It was the day Manchester United came to town for an FA Cup Third Round tie played at Borough Park, a stadium only twenty-one years old and a Football League venue for a little over six years.
Reds had reached the Third Round after high scoring victories over Crook Town (8-1) at home and Oldham Athletic (5-1) at Boundary Park.
The excitement was intense after two emphatic victories but became tangible when the draw paired Third Division (North) Workington with Matt Busby’s Manchester United. The emphatic win at Oldham took place on 7 December so the month between the second and third rounds must have seemed like an eternity.
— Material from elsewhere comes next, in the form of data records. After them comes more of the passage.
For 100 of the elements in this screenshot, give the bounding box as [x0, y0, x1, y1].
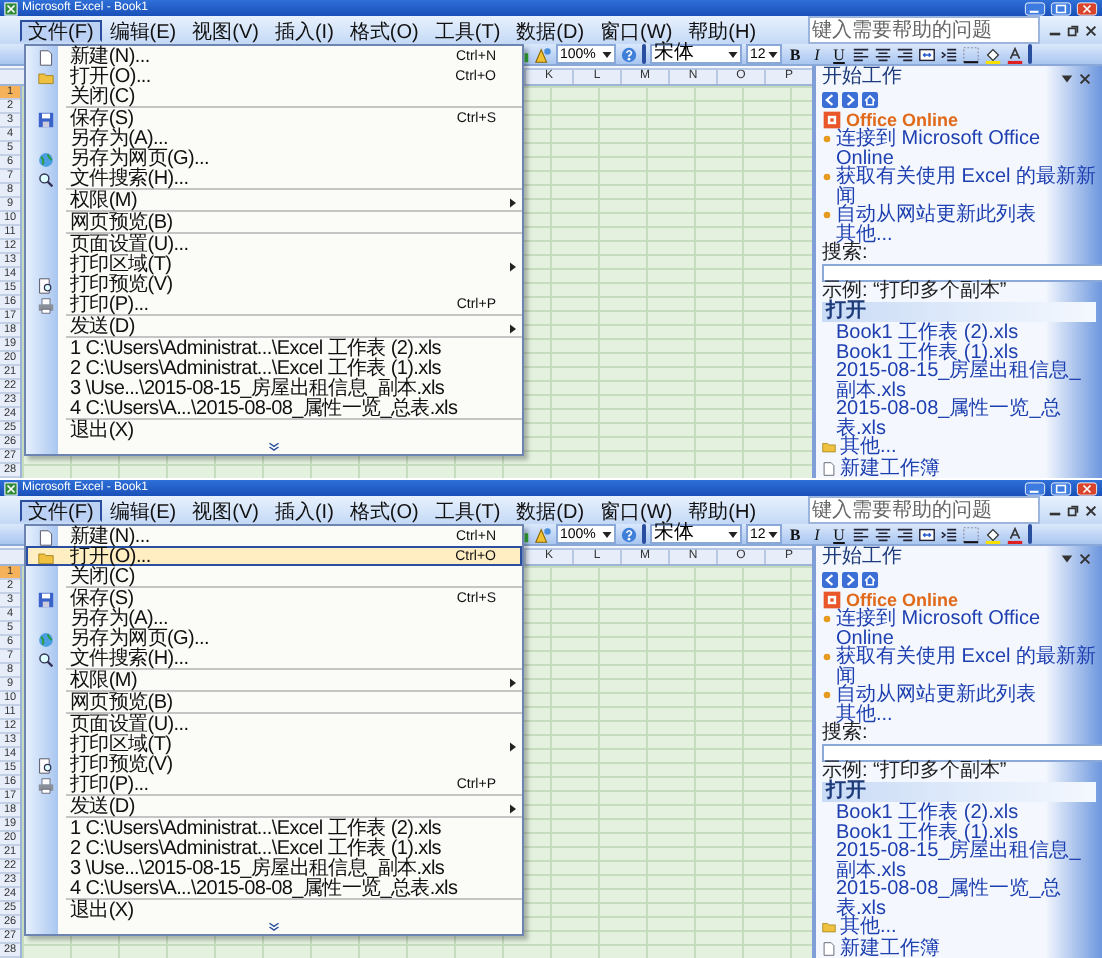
news-link[interactable]: 自动从网站更新此列表 — [836, 686, 1036, 705]
menu-item[interactable]: 格式(O) — [341, 499, 427, 521]
menu-option[interactable]: 1 C:\Users\Administrat...\Excel 工作表 (2).xls — [26, 818, 522, 838]
news-link[interactable]: 自动从网站更新此列表 — [836, 206, 1036, 225]
forward-arrow-icon[interactable] — [842, 92, 858, 108]
recent-file-link[interactable]: Book1 工作表 (2).xls — [822, 804, 1096, 823]
menu-option[interactable]: 页面设置(U)... — [26, 714, 522, 734]
restore-icon[interactable] — [1066, 23, 1080, 37]
menu-option[interactable]: 文件搜索(H)... — [26, 648, 522, 668]
maximize-icon[interactable] — [1050, 481, 1072, 495]
menu-option[interactable]: 关闭(C) — [26, 86, 522, 106]
align-center-icon[interactable] — [874, 45, 892, 63]
news-link[interactable]: 连接到 Microsoft Office Online — [836, 130, 1096, 168]
format-button[interactable]: I — [808, 44, 826, 64]
restore-icon[interactable] — [1066, 503, 1080, 517]
menu-option[interactable]: 4 C:\Users\A...\2015-08-08_属性一览_总表.xls — [26, 878, 522, 898]
menu-item[interactable]: 格式(O) — [341, 19, 427, 41]
expand-chevron-icon[interactable] — [268, 922, 280, 932]
forward-arrow-icon[interactable] — [842, 572, 858, 588]
minimize-icon[interactable] — [1024, 1, 1046, 15]
menu-option[interactable]: 另存为网页(G)... — [26, 628, 522, 648]
menu-option[interactable]: 退出(X) — [26, 900, 522, 920]
dropdown-arrow-icon[interactable] — [1060, 551, 1074, 565]
merge-cells-icon[interactable] — [918, 45, 936, 63]
menu-option[interactable]: 4 C:\Users\A...\2015-08-08_属性一览_总表.xls — [26, 398, 522, 418]
news-link[interactable]: 获取有关使用 Excel 的最新新闻 — [836, 168, 1096, 206]
back-arrow-icon[interactable] — [822, 92, 838, 108]
format-button[interactable]: I — [808, 524, 826, 544]
menu-option[interactable]: 文件搜索(H)... — [26, 168, 522, 188]
recent-file-link[interactable]: 2015-08-08_属性一览_总表.xls — [822, 400, 1096, 438]
close-icon[interactable] — [1084, 23, 1098, 37]
maximize-icon[interactable] — [1050, 1, 1072, 15]
format-button[interactable]: B — [786, 44, 804, 64]
align-left-icon[interactable] — [852, 525, 870, 543]
recent-file-link[interactable]: Book1 工作表 (1).xls — [822, 343, 1096, 362]
border-icon[interactable] — [962, 525, 980, 543]
format-button[interactable]: U — [830, 524, 848, 544]
menu-option[interactable]: 2 C:\Users\Administrat...\Excel 工作表 (1).xls — [26, 358, 522, 378]
search-field[interactable] — [822, 743, 1102, 761]
fill-color-icon[interactable] — [984, 45, 1002, 63]
align-center-icon[interactable] — [874, 525, 892, 543]
more-link[interactable]: 其他... — [840, 918, 897, 937]
drawing-icon[interactable] — [534, 45, 552, 63]
menu-item[interactable]: 帮助(H) — [680, 19, 765, 41]
drawing-icon[interactable] — [534, 525, 552, 543]
menu-option[interactable]: 权限(M) — [26, 670, 522, 690]
font-color-icon[interactable] — [1006, 525, 1024, 543]
expand-chevron-icon[interactable] — [268, 442, 280, 452]
menu-item[interactable]: 窗口(W) — [592, 19, 681, 41]
menu-option[interactable]: 退出(X) — [26, 420, 522, 440]
menu-item[interactable]: 文件(F) — [20, 19, 102, 41]
menu-option[interactable]: 另存为(A)... — [26, 128, 522, 148]
format-button[interactable]: B — [786, 524, 804, 544]
back-arrow-icon[interactable] — [822, 572, 838, 588]
menu-item[interactable]: 插入(I) — [266, 499, 342, 521]
font-color-icon[interactable] — [1006, 45, 1024, 63]
menu-item[interactable]: 窗口(W) — [592, 499, 681, 521]
search-field[interactable] — [822, 263, 1102, 281]
menu-item[interactable]: 数据(D) — [508, 19, 593, 41]
fill-color-icon[interactable] — [984, 525, 1002, 543]
menu-option[interactable]: 页面设置(U)... — [26, 234, 522, 254]
new-workbook-link[interactable]: 新建工作簿 — [840, 459, 940, 478]
indent-icon[interactable] — [940, 45, 958, 63]
menu-option[interactable]: 3 \Use...\2015-08-15_房屋出租信息_副本.xls — [26, 378, 522, 398]
align-right-icon[interactable] — [896, 45, 914, 63]
merge-cells-icon[interactable] — [918, 525, 936, 543]
recent-file-link[interactable]: Book1 工作表 (1).xls — [822, 823, 1096, 842]
minimize-icon[interactable] — [1024, 481, 1046, 495]
recent-file-link[interactable]: 2015-08-08_属性一览_总表.xls — [822, 880, 1096, 918]
menu-item[interactable]: 工具(T) — [426, 19, 509, 41]
recent-file-link[interactable]: Book1 工作表 (2).xls — [822, 324, 1096, 343]
menu-option[interactable]: 另存为网页(G)... — [26, 148, 522, 168]
close-icon[interactable] — [1078, 71, 1092, 85]
menu-option[interactable]: 打印预览(V) — [26, 754, 522, 774]
menu-item[interactable]: 视图(V) — [184, 499, 267, 521]
menu-option[interactable]: 权限(M) — [26, 190, 522, 210]
home-icon[interactable] — [862, 92, 878, 108]
menu-item[interactable]: 编辑(E) — [101, 499, 185, 521]
menu-item[interactable]: 文件(F) — [20, 499, 102, 521]
menu-option[interactable]: 打印区域(T) — [26, 254, 522, 274]
indent-icon[interactable] — [940, 525, 958, 543]
more-link[interactable]: 其他... — [840, 438, 897, 457]
more-link[interactable]: 其他... — [822, 705, 1096, 724]
menu-item[interactable]: 帮助(H) — [680, 499, 765, 521]
menu-option[interactable]: 关闭(C) — [26, 566, 522, 586]
menu-option[interactable]: 另存为(A)... — [26, 608, 522, 628]
menu-option[interactable]: 打印预览(V) — [26, 274, 522, 294]
menu-item[interactable]: 编辑(E) — [101, 19, 185, 41]
news-link[interactable]: 连接到 Microsoft Office Online — [836, 610, 1096, 648]
font-dropdown[interactable]: 宋体 — [650, 44, 742, 64]
close-icon[interactable] — [1084, 503, 1098, 517]
align-left-icon[interactable] — [852, 45, 870, 63]
menu-item[interactable]: 工具(T) — [426, 499, 509, 521]
menu-option[interactable]: 网页预览(B) — [26, 212, 522, 232]
menu-option[interactable]: 网页预览(B) — [26, 692, 522, 712]
menu-option[interactable]: 2 C:\Users\Administrat...\Excel 工作表 (1).xls — [26, 838, 522, 858]
help-icon[interactable] — [620, 45, 638, 63]
dropdown-arrow-icon[interactable] — [1060, 71, 1074, 85]
menu-option[interactable]: 打印区域(T) — [26, 734, 522, 754]
border-icon[interactable] — [962, 45, 980, 63]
Reds had five league matches to play before the visit of Harry Gregg, Duncan Edwards, Roger Byrne, Bill Foulkes, Bobby Charlton and Dennis Viollet etc. and, considering the imminent ‘mother of all cup ties’, the results weren’t too bad. They lost at home to Bradford Park Avenue (2-3), drew at Halifax Town (2-2), drew at Carlisle United on Christmas Day (2-2), beat Carlisle United at Borough Park on Boxing Day (2-1) and lost at home to Rochdale (1-2) the week before United’s visit.
The big day finally arrived and a club record crowd of 21,000 squeezed into Borough Park – a once in a lifetime experience for the Workington players but nothing new to Old Trafford’s finest who had drawn 2-2 in front of a 70,000 Maine Road crowd in the Manchester derby seven days earlier.
Clive Colbridge had the audacity to open the scoring for humble Workington, a lead they held for nearly fifty minutes. Dennis Viollet then broke the hearts of thousands of Cumbrians by netting a hat-trick inside ten minutes and United emerged 3-1 winners.
Nevertheless, it was a magnificent day for the Reds and the eleven players who had the honour of playing in that historic game. The teams on duty that day were:
Reds
1. Malcolm Newlands
2. Bobby Brown
3. Alex Rollo
4. Jack Bertolini
5. George Aitken
6. Keith Burkinshaw
7. Norman Mitchell
8. Billy Robson
9. Ted Purdon
10. Ken Chisholm
11. Clive Colbridge
United
1 Harry Gregg
2 Bill Foulkes
3 Roger Byrne
4 Eddie Colman
5 Mark Jones
6 Duncan Edwards
7 Ken Morgans
8 Bobby Charlton
9 Tommy Taylor
10 Dennis Viollet
11 Albert Scanlon
The gate receipts were £2,236 and it is interesting to note some of the expenses:
United’s rail fares and hotel bill came to seventy-three pounds and ten shillings, referee – eleven pounds three shillings, police charges – forty-five pounds seventeen shillings and four pence and floodlighting four pounds.
United and Reds banked just under £679 each as their share of the gate.
Billy Robson was the only local player in the side which faced United, and remains one of only four players still alive on the anniversary of that great occasion in 1958.
A month after the greatest day in Workington’s history, the most tragic in United’s occurred. The Munich air disaster wiped out half of Busby’s team and five of those (Byrne, Colman, Taylor, Edwards and Jones) who had played at Workington were killed.